Mais en date du 20 octobre 2022, la Cour Européenne de Justice a rendu un arrêt important relatif à l’interprétation de l’article 4 de la directive 2011/7/UE concernant la lutte contre le retard de paiement dans les transactions commerciales.
Ainsi, la Cour a considéré qu’une réglementation nationale prévoyant un délai de paiement d’une durée maximale de 60 jours pour les transactions commerciales entre pouvoirs publics et entreprises privées, violait cet article 4 de la directive,
« y compris lorsque ce délai est composé d’un délai initial de 30 jours pour une procédure d’acceptation ou de vérification de la conformité des marchandises ou des services fournis avec le contrat, suivi d’un délai supplémentaire de 30 jours pour le paiement du prix convenu ».
Au regard de cette décision, les modalités de paiement légalement en vigueur dans notre pays pour les marchés publics devenaient « hors la loi » et il s’imposait de les réformer pour que la Belgique soit en phase avec ses obligations européennes.
La réforme des délais de paiement
Le mécanisme a été revu par un arrêté royal du 12 août 2024, entré en vigueur le 1er janvier 2025.
Modifiant les dispositions idoines de l’arrêté royal du 14 janvier 2013 établissant les règles générales d’exécution des marchés publics, le nouveau mécanisme supprime les délais distincts pour les opérations de vérification et de paiement. Désormais, il n’existe plus qu’un seul délai de 30 jours au cours duquel la vérification et le paiement doivent être réalisés. Cette modification devrait être bénéfique pour la compétitivité des entreprises, et en particulier celle des petites et moyennes entreprises pour lesquelles la disponibilité rapide des liquidités est bien souvent une nécessité.

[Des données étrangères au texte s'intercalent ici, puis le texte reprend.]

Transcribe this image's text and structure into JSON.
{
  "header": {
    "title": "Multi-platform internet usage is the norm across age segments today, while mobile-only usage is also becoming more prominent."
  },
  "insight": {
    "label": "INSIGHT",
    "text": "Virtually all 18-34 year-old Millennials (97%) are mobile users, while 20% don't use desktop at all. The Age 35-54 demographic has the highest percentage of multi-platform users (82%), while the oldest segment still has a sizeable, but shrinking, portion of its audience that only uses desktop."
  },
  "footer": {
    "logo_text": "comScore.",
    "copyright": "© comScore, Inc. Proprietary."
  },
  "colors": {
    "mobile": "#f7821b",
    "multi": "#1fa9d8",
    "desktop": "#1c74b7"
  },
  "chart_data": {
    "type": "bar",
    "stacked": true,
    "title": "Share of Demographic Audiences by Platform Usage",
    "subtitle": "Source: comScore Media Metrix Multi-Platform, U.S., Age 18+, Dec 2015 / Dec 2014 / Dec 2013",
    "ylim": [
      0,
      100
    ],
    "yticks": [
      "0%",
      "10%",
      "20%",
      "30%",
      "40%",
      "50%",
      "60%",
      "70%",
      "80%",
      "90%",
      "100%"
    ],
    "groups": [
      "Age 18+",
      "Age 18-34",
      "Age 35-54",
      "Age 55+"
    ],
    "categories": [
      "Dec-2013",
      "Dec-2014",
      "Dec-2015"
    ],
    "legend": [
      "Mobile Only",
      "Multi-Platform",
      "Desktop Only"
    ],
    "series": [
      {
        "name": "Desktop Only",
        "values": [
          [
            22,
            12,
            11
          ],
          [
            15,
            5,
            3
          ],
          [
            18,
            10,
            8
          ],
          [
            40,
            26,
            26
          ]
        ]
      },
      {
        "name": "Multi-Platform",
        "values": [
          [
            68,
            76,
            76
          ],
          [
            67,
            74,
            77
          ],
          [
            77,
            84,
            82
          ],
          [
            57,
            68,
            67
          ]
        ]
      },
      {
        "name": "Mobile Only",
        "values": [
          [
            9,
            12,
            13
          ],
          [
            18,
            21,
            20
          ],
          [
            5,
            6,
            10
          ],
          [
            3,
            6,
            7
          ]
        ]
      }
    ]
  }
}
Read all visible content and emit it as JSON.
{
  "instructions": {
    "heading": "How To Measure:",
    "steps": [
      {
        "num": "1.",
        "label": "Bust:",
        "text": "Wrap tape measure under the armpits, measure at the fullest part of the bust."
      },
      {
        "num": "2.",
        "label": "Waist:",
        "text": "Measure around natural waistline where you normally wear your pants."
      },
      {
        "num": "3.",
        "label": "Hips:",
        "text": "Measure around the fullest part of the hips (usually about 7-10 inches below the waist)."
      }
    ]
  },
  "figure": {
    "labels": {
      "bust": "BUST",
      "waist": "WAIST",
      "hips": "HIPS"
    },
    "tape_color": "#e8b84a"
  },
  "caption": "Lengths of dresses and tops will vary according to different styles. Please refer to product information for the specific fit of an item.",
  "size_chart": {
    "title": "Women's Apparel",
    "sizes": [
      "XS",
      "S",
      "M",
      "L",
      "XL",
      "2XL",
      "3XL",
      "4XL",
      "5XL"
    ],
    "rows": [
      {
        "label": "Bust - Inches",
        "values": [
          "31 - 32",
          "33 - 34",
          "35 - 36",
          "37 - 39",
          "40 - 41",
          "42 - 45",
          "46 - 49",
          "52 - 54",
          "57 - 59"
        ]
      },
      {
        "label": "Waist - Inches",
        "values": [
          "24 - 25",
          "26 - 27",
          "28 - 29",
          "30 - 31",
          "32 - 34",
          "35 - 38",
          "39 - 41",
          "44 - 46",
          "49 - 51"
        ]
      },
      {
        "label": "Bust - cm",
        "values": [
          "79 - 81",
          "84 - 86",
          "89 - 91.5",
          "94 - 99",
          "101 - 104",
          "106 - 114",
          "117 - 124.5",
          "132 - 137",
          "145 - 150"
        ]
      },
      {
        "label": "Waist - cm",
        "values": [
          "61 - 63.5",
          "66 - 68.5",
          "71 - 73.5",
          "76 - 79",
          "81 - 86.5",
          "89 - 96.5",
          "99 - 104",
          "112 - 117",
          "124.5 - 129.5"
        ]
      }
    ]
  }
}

L’arrêté prévoit certains régimes spécifiques, notamment pour les pouvoirs adjudicateurs qui dispensent des soins de santé, lesquels continuent à bénéficier de délais rallongés pour les opérations de vérification, de traitement et de paiement.

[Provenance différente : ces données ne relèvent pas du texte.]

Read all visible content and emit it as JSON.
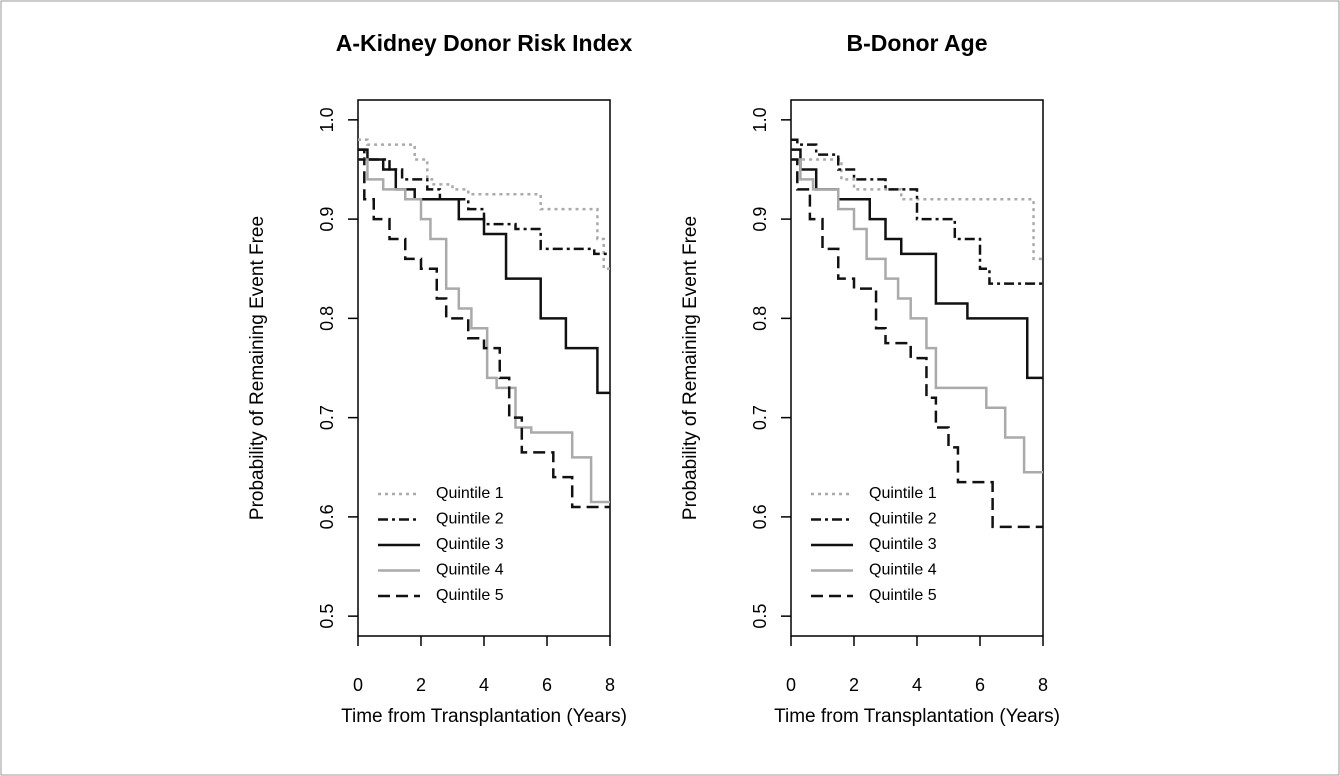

Par ailleurs, pour les marchés de faible montant qui sont exclus du champ d’application de l’arrêté royal du 14 janvier 2013, ils ne sont donc pas concernés par les nouvelles dispositions. Dans ces cas de figure, ce sont toujours les règles de droit commun contenues dans la loi du 2 août 2002 concernant la lutte contre le retard de paiement dans les transactions commerciales qui s’appliquent.
A certaines conditions cumulatives, les pouvoirs adjudicateurs ont la possibilité de déroger au mécanisme du délai unique de 30 jours, hormis certains marchés pour lesquels cette possibilité de dérogation est exclue.

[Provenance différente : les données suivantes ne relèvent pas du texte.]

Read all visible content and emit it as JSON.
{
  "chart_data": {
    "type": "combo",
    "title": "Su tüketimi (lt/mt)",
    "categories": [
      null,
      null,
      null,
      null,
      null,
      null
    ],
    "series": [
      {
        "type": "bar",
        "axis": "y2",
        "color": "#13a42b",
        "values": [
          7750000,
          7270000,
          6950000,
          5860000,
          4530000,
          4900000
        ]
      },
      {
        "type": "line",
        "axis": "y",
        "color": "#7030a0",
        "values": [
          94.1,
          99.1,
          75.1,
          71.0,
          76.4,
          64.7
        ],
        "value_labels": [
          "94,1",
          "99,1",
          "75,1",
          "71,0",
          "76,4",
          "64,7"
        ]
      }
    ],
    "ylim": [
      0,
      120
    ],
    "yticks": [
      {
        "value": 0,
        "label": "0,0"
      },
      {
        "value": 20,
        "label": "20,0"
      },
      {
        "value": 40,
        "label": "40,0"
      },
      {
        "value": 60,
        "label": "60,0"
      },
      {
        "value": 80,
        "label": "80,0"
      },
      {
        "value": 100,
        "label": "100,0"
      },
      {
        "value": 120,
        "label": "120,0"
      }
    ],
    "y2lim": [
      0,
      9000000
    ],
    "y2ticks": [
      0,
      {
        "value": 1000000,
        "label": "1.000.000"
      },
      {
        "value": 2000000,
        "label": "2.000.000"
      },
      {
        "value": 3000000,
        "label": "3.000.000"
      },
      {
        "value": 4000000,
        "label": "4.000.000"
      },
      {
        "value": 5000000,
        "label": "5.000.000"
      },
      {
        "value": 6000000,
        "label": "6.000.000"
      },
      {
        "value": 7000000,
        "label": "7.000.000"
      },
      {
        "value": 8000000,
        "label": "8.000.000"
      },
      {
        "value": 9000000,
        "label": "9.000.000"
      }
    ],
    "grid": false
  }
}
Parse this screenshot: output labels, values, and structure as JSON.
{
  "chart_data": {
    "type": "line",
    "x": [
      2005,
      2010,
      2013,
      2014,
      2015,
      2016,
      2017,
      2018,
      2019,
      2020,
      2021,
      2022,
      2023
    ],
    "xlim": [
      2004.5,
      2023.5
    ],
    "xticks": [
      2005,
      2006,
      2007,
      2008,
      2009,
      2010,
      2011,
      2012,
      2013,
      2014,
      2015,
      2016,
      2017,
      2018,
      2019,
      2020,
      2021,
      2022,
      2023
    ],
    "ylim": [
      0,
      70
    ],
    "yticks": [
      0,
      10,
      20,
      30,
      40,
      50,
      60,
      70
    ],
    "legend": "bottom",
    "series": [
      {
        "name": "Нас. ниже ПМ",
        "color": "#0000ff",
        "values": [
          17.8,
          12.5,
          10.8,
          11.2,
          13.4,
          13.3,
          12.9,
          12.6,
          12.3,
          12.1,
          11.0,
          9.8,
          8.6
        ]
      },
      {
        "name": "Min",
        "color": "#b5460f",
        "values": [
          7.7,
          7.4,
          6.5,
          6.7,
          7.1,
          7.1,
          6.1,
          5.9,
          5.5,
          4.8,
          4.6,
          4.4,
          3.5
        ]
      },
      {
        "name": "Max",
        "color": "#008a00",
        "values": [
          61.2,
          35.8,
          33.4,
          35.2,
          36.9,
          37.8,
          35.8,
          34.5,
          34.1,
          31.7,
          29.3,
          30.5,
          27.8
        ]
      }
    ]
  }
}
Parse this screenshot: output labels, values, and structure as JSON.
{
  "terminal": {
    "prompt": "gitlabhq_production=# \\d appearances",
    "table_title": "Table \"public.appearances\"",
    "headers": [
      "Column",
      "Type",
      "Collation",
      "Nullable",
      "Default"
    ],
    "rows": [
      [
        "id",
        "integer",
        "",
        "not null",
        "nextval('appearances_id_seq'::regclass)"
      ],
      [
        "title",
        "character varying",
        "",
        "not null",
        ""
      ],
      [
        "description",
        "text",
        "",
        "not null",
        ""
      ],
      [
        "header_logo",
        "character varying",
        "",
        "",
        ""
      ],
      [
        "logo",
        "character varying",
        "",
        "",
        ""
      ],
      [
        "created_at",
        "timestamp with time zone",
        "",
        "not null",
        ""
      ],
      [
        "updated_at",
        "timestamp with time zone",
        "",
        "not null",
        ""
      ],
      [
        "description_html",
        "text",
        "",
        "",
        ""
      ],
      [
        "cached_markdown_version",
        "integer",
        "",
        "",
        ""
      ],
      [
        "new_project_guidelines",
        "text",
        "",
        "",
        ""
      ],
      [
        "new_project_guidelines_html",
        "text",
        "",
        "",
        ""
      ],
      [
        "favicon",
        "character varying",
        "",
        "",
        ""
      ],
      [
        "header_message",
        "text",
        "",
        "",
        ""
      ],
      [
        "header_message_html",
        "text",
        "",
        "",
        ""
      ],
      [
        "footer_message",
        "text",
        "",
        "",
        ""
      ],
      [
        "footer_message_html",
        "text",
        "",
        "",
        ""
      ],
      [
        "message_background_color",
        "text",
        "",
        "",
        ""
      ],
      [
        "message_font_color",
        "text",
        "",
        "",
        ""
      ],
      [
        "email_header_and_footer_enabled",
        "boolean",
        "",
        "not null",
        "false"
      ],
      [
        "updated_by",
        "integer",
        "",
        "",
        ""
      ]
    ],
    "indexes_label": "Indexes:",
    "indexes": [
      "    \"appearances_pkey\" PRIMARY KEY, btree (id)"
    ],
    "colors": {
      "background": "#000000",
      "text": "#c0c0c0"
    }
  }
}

Lorsqu’ils entendent appliquer cette dérogation, les pouvoirs adjudicateurs ont un devoir d’information spécifique, les documents du marché devant l’indiquer dans une formulation claire. L’idée est de permettre aux soumissionnaires intéressés de décider, en parfaite connaissance de cause, s’ils remettront ou non une offre.
Dans le cadre des marchés de travaux, le délai de 30 jours démarre à la réception par le pouvoir adjudicateur de la déclaration de créance et de l’état détaillé des travaux. Pour les marchés de fournitures, le délai commence bien entendu à la livraison. Pour les marchés de services, son point de départ est la constatation de la fin totale ou partielle des services, laquelle doit se faire par écrit afin de lui donner date certaine.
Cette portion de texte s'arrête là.